Shares of Paytm, Zomato, PolicyBazaar, and Nykaa — four Indian tech startups that went public last year — on Monday tumbled to their record lows since market debuts last year as analysts predict a global market correction amid US investors worrying about the prospect of high interest rates.
Shares of Paytm dropped 6% to as low as ₹901 ($12.10) on Monday, the lowest since its public debut in mid-November. The market cap of mobile payments firm, which made its debut with an issue price of ₹2,150, has shrunk to $7.9 billion, less than half of the $16 billion valuation at which it raised $1 billion in a private financing round in the second half of 2019.
Nykaa shares dropped over 11% to ₹1,740 ($23.35) apiece, down from its all-time high of ₹2,574 ($34.5). At over 18.5% fall, shares of Zomato saw the steepest drop among the four aforementioned tech firms. The shares dropped to as low as ₹91.7 ($1.23) apiece from an all-time high of ₹169.10 ($2.27). PolicyBazaar fell over 8% to ₹787 ($10.5) apiece to nearly half of its all-time high of ₹1,470.

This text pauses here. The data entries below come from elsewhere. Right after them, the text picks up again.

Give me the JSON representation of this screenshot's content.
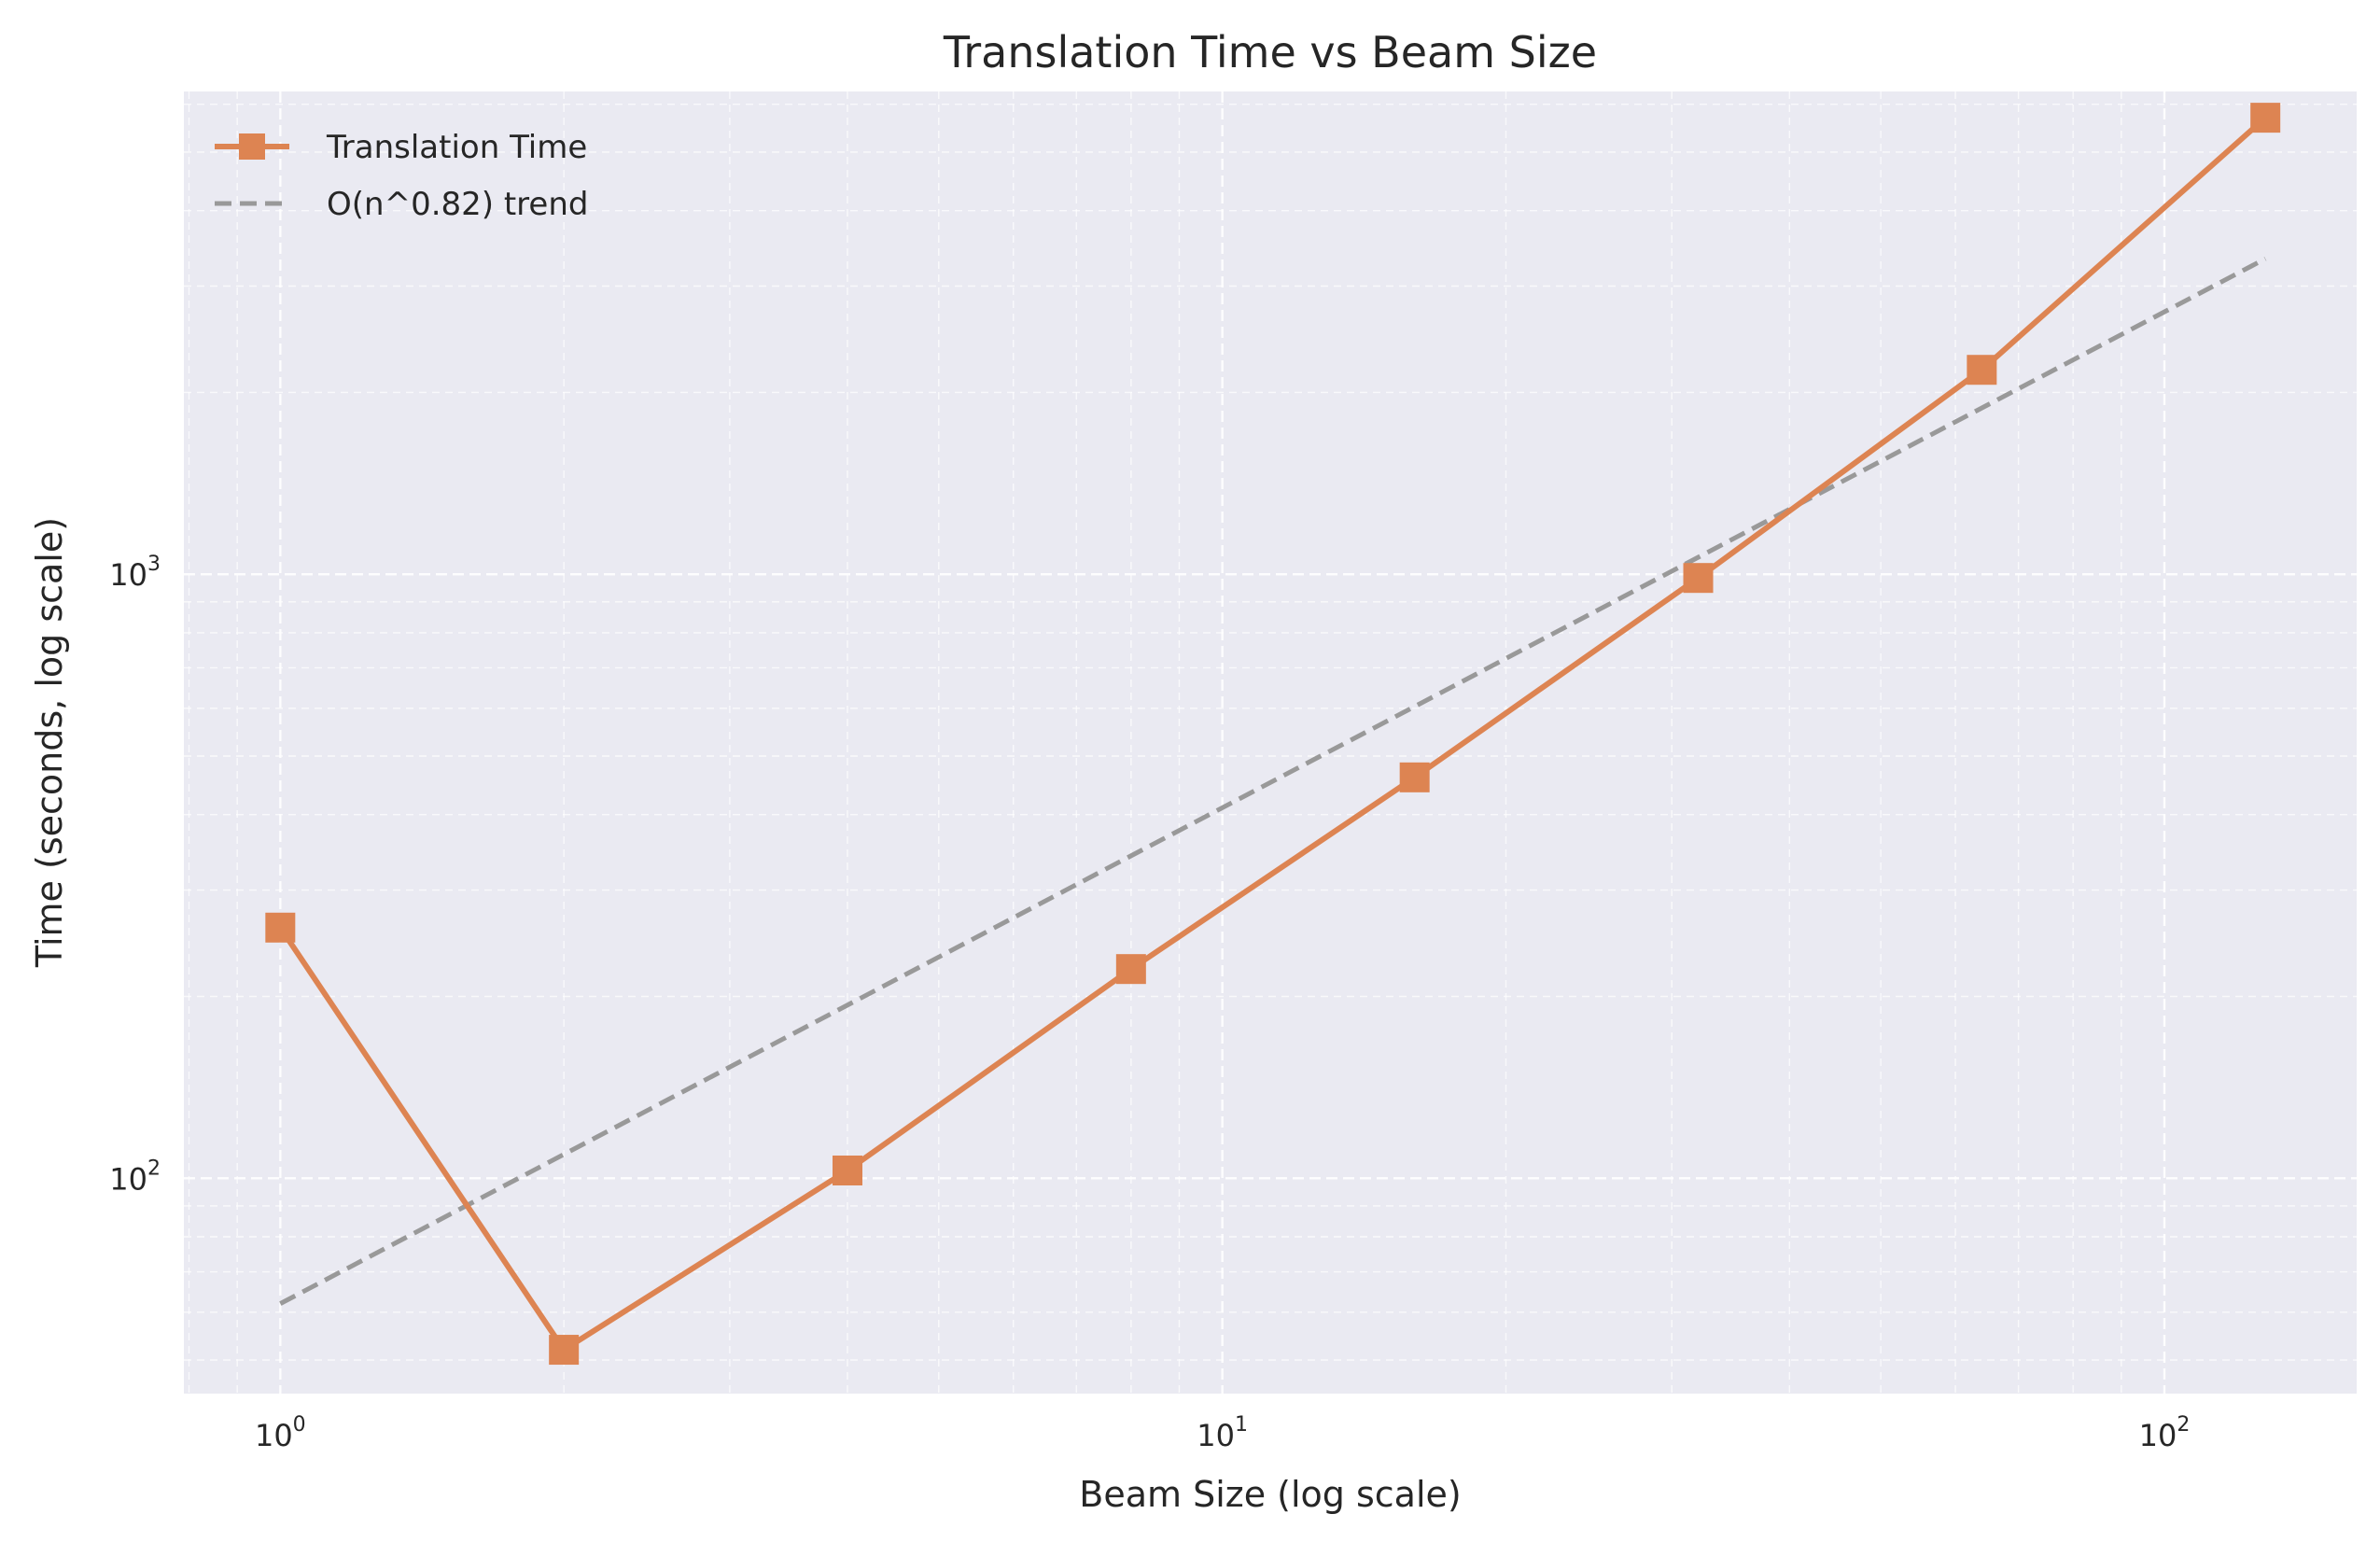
{
  "chart_data": {
    "type": "line",
    "title": "Translation Time vs Beam Size",
    "xlabel": "Beam Size (log scale)",
    "ylabel": "Time (seconds, log scale)",
    "xscale": "log",
    "yscale": "log",
    "xlim": [
      0.79,
      160
    ],
    "ylim": [
      44,
      6300
    ],
    "xticks": [
      {
        "value": 1,
        "base": "10",
        "exp": "0"
      },
      {
        "value": 10,
        "base": "10",
        "exp": "1"
      },
      {
        "value": 100,
        "base": "10",
        "exp": "2"
      }
    ],
    "yticks": [
      {
        "value": 100,
        "base": "10",
        "exp": "2"
      },
      {
        "value": 1000,
        "base": "10",
        "exp": "3"
      }
    ],
    "grid": true,
    "legend_position": "top-left",
    "series": [
      {
        "name": "Translation Time",
        "color": "#dd8452",
        "style": "solid",
        "marker": "square",
        "x": [
          1,
          2,
          4,
          8,
          16,
          32,
          64,
          128
        ],
        "y": [
          260,
          52,
          103,
          222,
          461,
          986,
          2180,
          5700
        ]
      },
      {
        "name": "O(n^0.82) trend",
        "color": "#999999",
        "style": "dashed",
        "marker": "none",
        "x": [
          1,
          128
        ],
        "y": [
          62,
          3330
        ]
      }
    ]
  },
  "colors": {
    "plot_background": "#eaeaf2",
    "grid": "#ffffff"
  }
}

The recent tumble — which hasn’t impacted other Indian stocks as severely — comes as shares of tech companies that have rallied in recent years amid the pandemic begin to see what many analysts are terming as “correction.”
The rally has also helped startups globally raise capital at record high valuation jumps and pace. But several investors are now publicly telling startups that those days are about to be over — for an indefinite period of time, at least.
“Market sentiment changes faster than startups can change operations, cost structures or monetization levers,” said Shailendra Singh, a venture capitalist at Sequoia Capital India, in a tweet last week.
“Looking forward to a much needed correction in startup funding environment; thankfully, conversations are back to focusing on revenues, products, unit economics, saving dollars.”
At an Axios conference last week, Rajeev Misra, chief executive of SoftBank Vision Fund, said that SaaS stocks in the US have gone down from 20 times of their revenue to 12x. “In the private markets they’re still at 20x or higher… I believe that gap is going to tighten over the next six months,” he added.